Fortunately for my wife and dog and me, I was able to turn the feature off after a few minutes poking around the phone settings. Sweet relief! Then when we eventually arrived at my parents’ house, I got to experience the joy of turning off their TV’s motion smoothing. It was truly a magical Christmas. And so, as Tiny Tim observed, God Bless Us Every One!
Bonus post: More Eldritch AI Horrors
One of the stops on my round of Christmas Day socializing with family was to visit my older brother Rob and his extended family, and they are all perfectly wonderful people, but by that point my stupid autistic brain was pretty much shut down, so while everyone was playing party games the way normal people do, I was hyper-fixating on a YouTube video that was playing on the television, titled descriptively enough, “Bing Crosby, Frank Sinatra, Dean Martin, Gene Autry, Andy Williams, Nat King Cole🎄Golden Christmas.” I believe Rob was just looking for an easy playlist of seasonal crooner classics, and for the most part, the audio of this video fit the bill, providing familiar recordings that are probably not really public domain, but let’s not draw attention and pretend that they are.
But it wasn’t the songs that I was focused upon, it was the unearthly generative AI video that accompanies them. This consists of an eight and a half minute loop that depicts festive scenes of a holiday-decorated train traveling through impossibly white mountains covered in pine trees and snow. From time to time the train arrives in a Thomas Kinkade-esque village where happy people mill about shops that resemble dollhouses.

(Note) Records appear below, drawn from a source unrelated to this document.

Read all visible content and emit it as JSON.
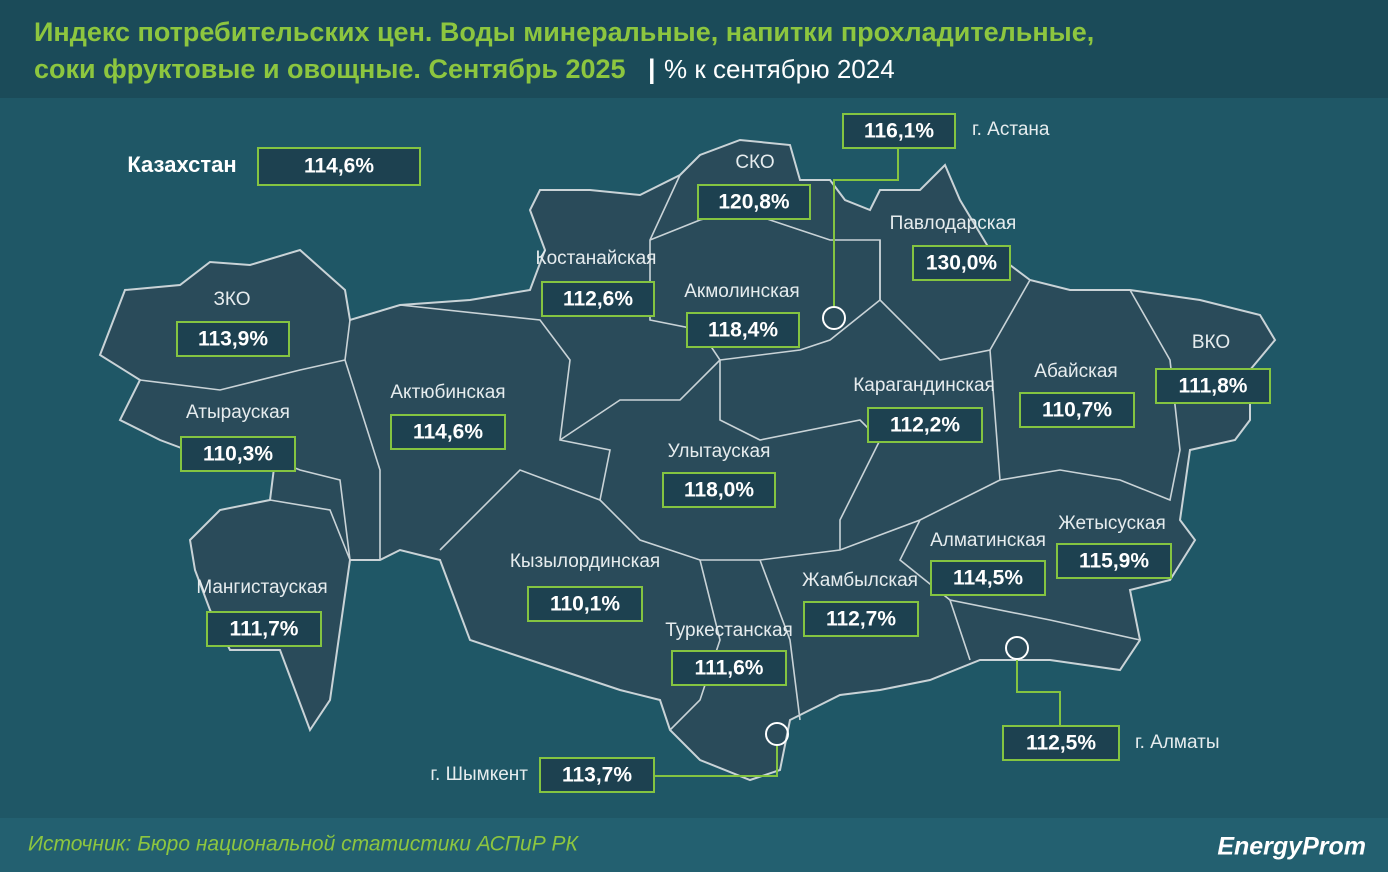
{
  "header": {
    "title_lines": [
      "Индекс потребительских цен. Воды минеральные, напитки прохладительные,",
      "соки фруктовые и овощные. Сентябрь 2025"
    ],
    "separator": "|",
    "subtitle": "% к сентябрю 2024"
  },
  "country": {
    "name": "Казахстан",
    "value": "114,6%"
  },
  "regions": [
    {
      "name": "ЗКО",
      "value": "113,9%"
    },
    {
      "name": "Атырауская",
      "value": "110,3%"
    },
    {
      "name": "Актюбинская",
      "value": "114,6%"
    },
    {
      "name": "Мангистауская",
      "value": "111,7%"
    },
    {
      "name": "Костанайская",
      "value": "112,6%"
    },
    {
      "name": "СКО",
      "value": "120,8%"
    },
    {
      "name": "Акмолинская",
      "value": "118,4%"
    },
    {
      "name": "Павлодарская",
      "value": "130,0%"
    },
    {
      "name": "Карагандинская",
      "value": "112,2%"
    },
    {
      "name": "Абайская",
      "value": "110,7%"
    },
    {
      "name": "ВКО",
      "value": "111,8%"
    },
    {
      "name": "Улытауская",
      "value": "118,0%"
    },
    {
      "name": "Кызылординская",
      "value": "110,1%"
    },
    {
      "name": "Жамбылская",
      "value": "112,7%"
    },
    {
      "name": "Алматинская",
      "value": "114,5%"
    },
    {
      "name": "Жетысуская",
      "value": "115,9%"
    },
    {
      "name": "Туркестанская",
      "value": "111,6%"
    }
  ],
  "cities": [
    {
      "name": "г. Астана",
      "value": "116,1%"
    },
    {
      "name": "г. Шымкент",
      "value": "113,7%"
    },
    {
      "name": "г. Алматы",
      "value": "112,5%"
    }
  ],
  "footer": {
    "source": "Источник: Бюро национальной статистики АСПиР РК",
    "logo": "EnergyProm"
  }
}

Everything is rendered in the oversaturated glow of AI. And if one is prone to hyperfixation, strange things become apparent the more the loop repeats.
The number of cars in the train, for example, keeps changing. And the engine itself changes from a steam-powered to a cable car (although the cable car seems to have a vestigial smoke stack). The train’s riders stick their mittened hands out of the window and snow bursts off the knitwear in clouds, although the trees the passengers reach for are about 20 feet away. As the train streams through the town center, there are no platforms and the pedestrians wander by mere inches from their festive deaths.

Strangest of all is a happy couple consisting of a man in his 60s and a woman in her 20s (I guess AI is prone to midlife crises). The man carries a wrapped gift precariously pinched between the his right thumb and index finger. He stops and turns to his companion, smiling. As he lifts his left hand, a second gift magically appears, pulled whimsically from a parallel dimension.

Around the 1:23 mark, the real cosmic horror begins. At this point, the soundtrack also becomes generative AI, with a Dean Martinish voice singing unholy chimerical monstrosities that resemble actual songs, as one might remember them in a waking nightmare. I don’t know why the producer of this video decided that an hour and twenty three minutes was the limit for unauthorized song use, unless perhaps that producer were actually an AI as well. In any case, the soundtrack for the last forty minutes of the video is Christmas songs from the Upside-Down, as sung by a choir of Gremlins and Heat Misers. For me, the apex/nadir of the lyrics are:
so wave goodbye to Frosty,
as he melts away today

To which I say again, God Bless Us Every One!